Sus dedos acariciaron de manera distraída la tela del vestido mientras su mente dibujaba el pequeño objeto que escondía bajo los voluminosos pliegues, cosido al dobladillo de la enagua. Para tenerlo seguro. Y siempre cerca. Sobre todo después de la inexplicable desaparición de su alianza de bodas.

«Ésta es la última etapa de mi viaje, David. Después de reparar este último agravio, seré libre.»

– ¡Alberta! ¡Aquí estás! Los chicos te han estado buscando por todas partes.

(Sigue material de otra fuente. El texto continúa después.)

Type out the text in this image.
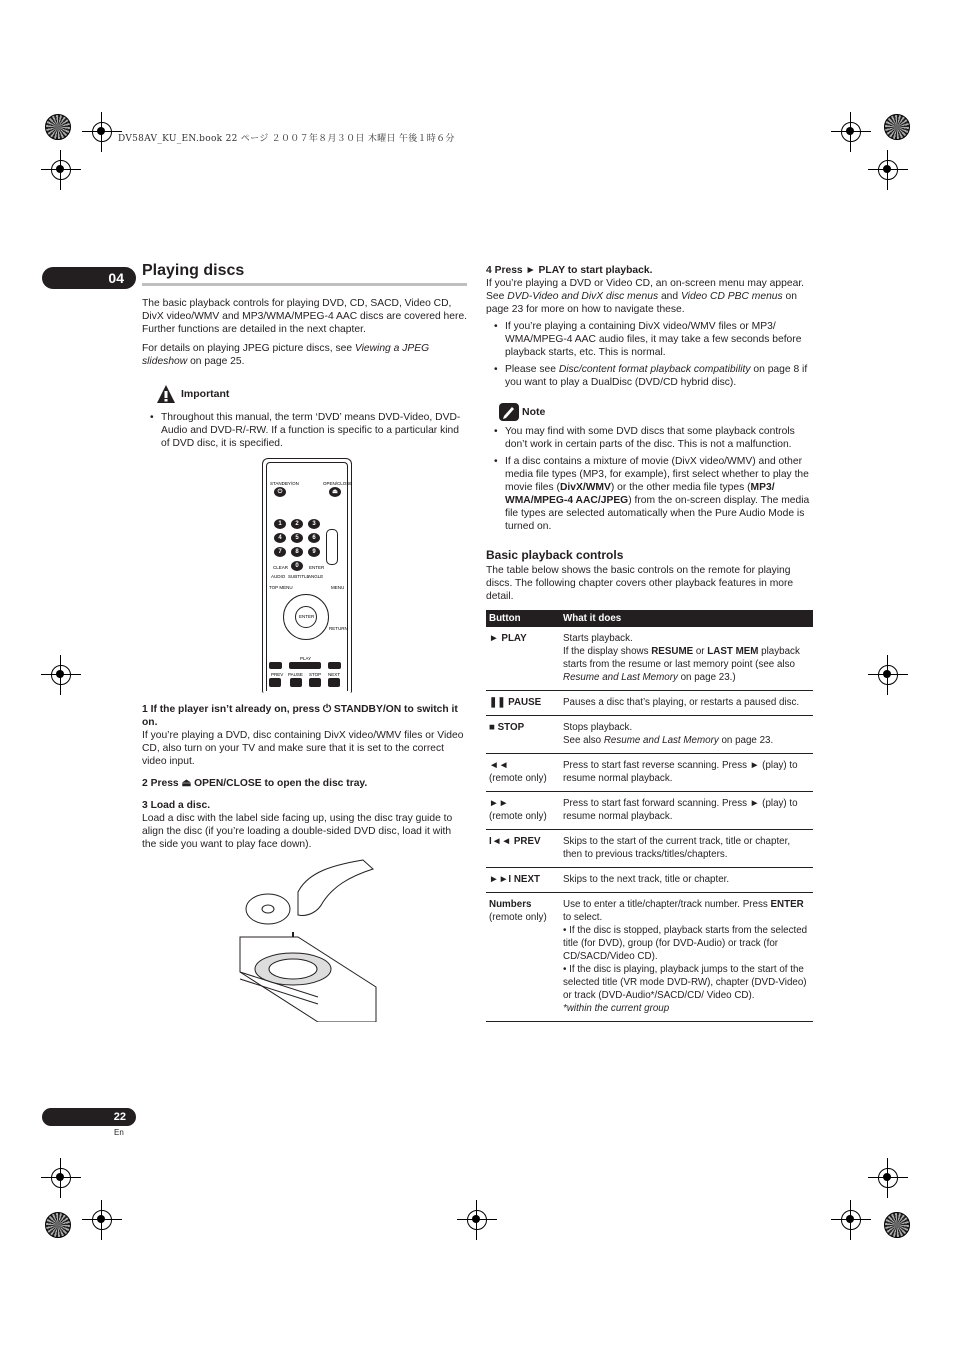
DV58AV_KU_EN.book 22 ページ ２００７年８月３０日 木曜日 午後１時６分
04	Playing discs

The basic playback controls for playing DVD, CD, SACD, Video CD, DivX video/WMV and MP3/WMA/MPEG-4 AAC discs are covered here. Further functions are detailed in the next chapter.

For details on playing JPEG picture discs, see Viewing a JPEG slideshow on page 25.

Important

• Throughout this manual, the term ‘DVD’ means DVD-Video, DVD-Audio and DVD-R/-RW. If a function is specific to a particular kind of DVD disc, it is specified.

STANDBY/ON	OPEN/CLOSE
⏻	⏏
1	2	3
4	5	6
7	8	9
0
CLEAR	ENTER
AUDIO SUBTITLE
ANGLE
TOP MENU	MENU
ENTER
RETURN
PLAY
PREV PAUSE STOP NEXT

1 If the player isn’t already on, press ⏻ STANDBY/ON to switch it on.

If you’re playing a DVD, disc containing DivX video/WMV files or Video CD, also turn on your TV and make sure that it is set to the correct video input.

2 Press ⏏ OPEN/CLOSE to open the disc tray.

3 Load a disc.

Load a disc with the label side facing up, using the disc tray guide to align the disc (if you’re loading a double-sided DVD disc, load it with the side you want to play face down).

4 Press ► PLAY to start playback.

If you’re playing a DVD or Video CD, an on-screen menu may appear. See DVD-Video and DivX disc menus and Video CD PBC menus on page 23 for more on how to navigate these.

• If you’re playing a containing DivX video/WMV files or MP3/ WMA/MPEG-4 AAC audio files, it may take a few seconds before playback starts, etc. This is normal.

• Please see Disc/content format playback compatibility on page 8 if you want to play a DualDisc (DVD/CD hybrid disc).

Note

• You may find with some DVD discs that some playback controls don’t work in certain parts of the disc. This is not a malfunction.

• If a disc contains a mixture of movie (DivX video/WMV) and other media file types (MP3, for example), first select whether to play the movie files (DivX/WMV) or the other media file types (MP3/ WMA/MPEG-4 AAC/JPEG) from the on-screen display. The media file types are selected automatically when the Pure Audio Mode is turned on.

Basic playback controls

The table below shows the basic controls on the remote for playing discs. The following chapter covers other playback features in more detail.

Button	What it does
► PLAY	Starts playback.
If the display shows RESUME or LAST MEM playback starts from the resume or last memory point (see also Resume and Last Memory on page 23.)
❚❚ PAUSE	Pauses a disc that’s playing, or restarts a paused disc.
■ STOP	Stops playback.
See also Resume and Last Memory on page 23.
◄◄
(remote only)	Press to start fast reverse scanning. Press ► (play) to resume normal playback.
►►
(remote only)	Press to start fast forward scanning. Press ► (play) to resume normal playback.
I◄◄ PREV	Skips to the start of the current track, title or chapter, then to previous tracks/titles/chapters.
►►I NEXT	Skips to the next track, title or chapter.
Numbers
(remote only)	Use to enter a title/chapter/track number. Press ENTER to select.
• If the disc is stopped, playback starts from the selected title (for DVD), group (for DVD-Audio) or track (for CD/SACD/Video CD).
• If the disc is playing, playback jumps to the start of the selected title (VR mode DVD-RW), chapter (DVD-Video) or track (DVD-Audio*/SACD/CD/ Video CD).
*within the current group
22
En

Allie se volvió hacia la voz, familiar y autoritaria, agradecida por la interrupción de sus turbadores pensamientos. La baronesa Gaddlestone se le acercó con un vigor que desdecía de su gruesa figura y sus sesenta y tres años. Claro que parte del brioso andar de la baronesa se debía a las muchas energías de los tres perros malteses que sujetaba por las correas. «Los chicos», como llamaba la baronesa a su peluda jauría, arrastraban a su dueña como si fueran unos poderosos bueyes y ella un carro cargado.

Allie dejó a un lado sus preocupaciones y se agachó para recibir el entusiasta y ruidoso saludo que le ofrecían las tres bolitas peludas.

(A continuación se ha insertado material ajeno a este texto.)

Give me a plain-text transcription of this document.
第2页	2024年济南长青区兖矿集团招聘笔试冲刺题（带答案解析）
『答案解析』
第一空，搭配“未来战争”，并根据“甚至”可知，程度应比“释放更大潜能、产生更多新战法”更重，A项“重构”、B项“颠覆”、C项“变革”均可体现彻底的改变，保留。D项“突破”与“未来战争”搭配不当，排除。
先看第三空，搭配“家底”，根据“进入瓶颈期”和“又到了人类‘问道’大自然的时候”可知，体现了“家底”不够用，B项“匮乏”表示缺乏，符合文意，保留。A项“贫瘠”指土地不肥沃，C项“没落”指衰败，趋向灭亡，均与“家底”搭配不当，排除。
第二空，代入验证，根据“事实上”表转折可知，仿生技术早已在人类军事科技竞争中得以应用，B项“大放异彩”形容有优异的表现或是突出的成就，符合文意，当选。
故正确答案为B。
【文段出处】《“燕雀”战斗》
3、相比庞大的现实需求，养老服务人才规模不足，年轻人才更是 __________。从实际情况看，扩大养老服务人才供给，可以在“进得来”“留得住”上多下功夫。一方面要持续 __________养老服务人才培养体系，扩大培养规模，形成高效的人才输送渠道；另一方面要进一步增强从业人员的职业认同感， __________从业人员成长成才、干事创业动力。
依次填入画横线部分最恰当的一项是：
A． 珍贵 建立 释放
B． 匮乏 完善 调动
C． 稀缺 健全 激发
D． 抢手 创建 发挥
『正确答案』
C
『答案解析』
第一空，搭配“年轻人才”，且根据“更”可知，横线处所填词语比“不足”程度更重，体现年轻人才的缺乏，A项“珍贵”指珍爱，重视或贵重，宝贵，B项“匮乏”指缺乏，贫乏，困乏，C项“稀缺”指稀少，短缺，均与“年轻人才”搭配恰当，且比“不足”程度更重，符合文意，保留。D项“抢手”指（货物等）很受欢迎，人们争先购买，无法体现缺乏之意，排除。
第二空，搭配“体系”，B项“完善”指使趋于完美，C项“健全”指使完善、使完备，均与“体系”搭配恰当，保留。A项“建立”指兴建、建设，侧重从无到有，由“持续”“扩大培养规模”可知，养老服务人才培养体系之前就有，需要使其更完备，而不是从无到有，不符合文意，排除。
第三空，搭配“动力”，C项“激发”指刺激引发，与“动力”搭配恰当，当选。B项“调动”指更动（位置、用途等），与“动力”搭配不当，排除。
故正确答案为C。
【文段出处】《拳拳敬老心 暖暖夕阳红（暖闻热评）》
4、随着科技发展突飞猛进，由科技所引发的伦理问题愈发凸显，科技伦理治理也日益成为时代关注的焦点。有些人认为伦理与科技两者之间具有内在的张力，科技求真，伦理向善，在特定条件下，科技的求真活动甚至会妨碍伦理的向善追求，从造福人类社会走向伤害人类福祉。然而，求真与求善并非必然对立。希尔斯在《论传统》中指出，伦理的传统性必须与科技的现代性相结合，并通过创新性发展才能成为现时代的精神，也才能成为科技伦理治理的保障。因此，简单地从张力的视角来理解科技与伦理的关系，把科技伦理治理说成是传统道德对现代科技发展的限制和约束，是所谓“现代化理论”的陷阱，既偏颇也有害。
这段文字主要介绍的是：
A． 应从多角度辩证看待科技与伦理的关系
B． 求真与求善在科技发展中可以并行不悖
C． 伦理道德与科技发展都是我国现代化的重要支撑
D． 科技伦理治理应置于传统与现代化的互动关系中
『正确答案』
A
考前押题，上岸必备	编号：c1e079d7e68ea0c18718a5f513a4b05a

– ¡ Edward , compórtate! -riñó la baronesa cuando el más pequeño de los malteses llenó la cara de Allie de besos húmedos y alegres-. ¡ Tedmund ¡! ¡ Frederick! Parad inmediatamente!

Los chicos desoyeron alegremente a su dueña, como solía pasar siempre que se alborotaban, pero Allie disfrutaba con el ruidoso jaleo de los perros. Más aun, tenía una deuda con ellos que nunca podría saldar. Cuando Allie cayó por la borda, fueron sus incesantes ladridos los que alertaron al marinero. Así que estaba dispuesta a pasar por alto sus malas costumbres y sólo se fijaba en su innegable encanto.,Qué importaba que a Edward le encantara marcar como suyos todos los trozos de madera o cuerda que tuviera al alcance? Y a bordo de un barco, esa manía mantenía tan ocupado al perrito que todas las noches caía exhausto en su cesta.

¿Cómo podía censurar a la predilección que sentía Frederick por mordisquear tobillos, cuando había sido él el que casi arrastró al marino salvador hasta la barandilla mientras sus hermanos se quedaban afónicos de tanto ladrar? Su mirada halló a Tedmund , que se había alejado unos cuantos metros para dedicarse a su actividad favorita, esta vez sobre un montón de trapos viejos. Oh, Dios. En muchas ocasiones había intentado explicar a Tedmund que no era educado tratar de hacer perritos con cualquier otra cosa que no fuera una perra, e incluso así, sólo en privado, pero Tedmund seguía sin hacer caso.

Después de separar discretamente a Tedmund del montón de trapos y de haber repartido a partes iguales su cariño entre los tres perros, Allie se incorporó y los contempló juguetear.

– Sentaos -ordenó.

Tres traseros caninos se colocaron inmediatamente sobre el suelo de la cubierta.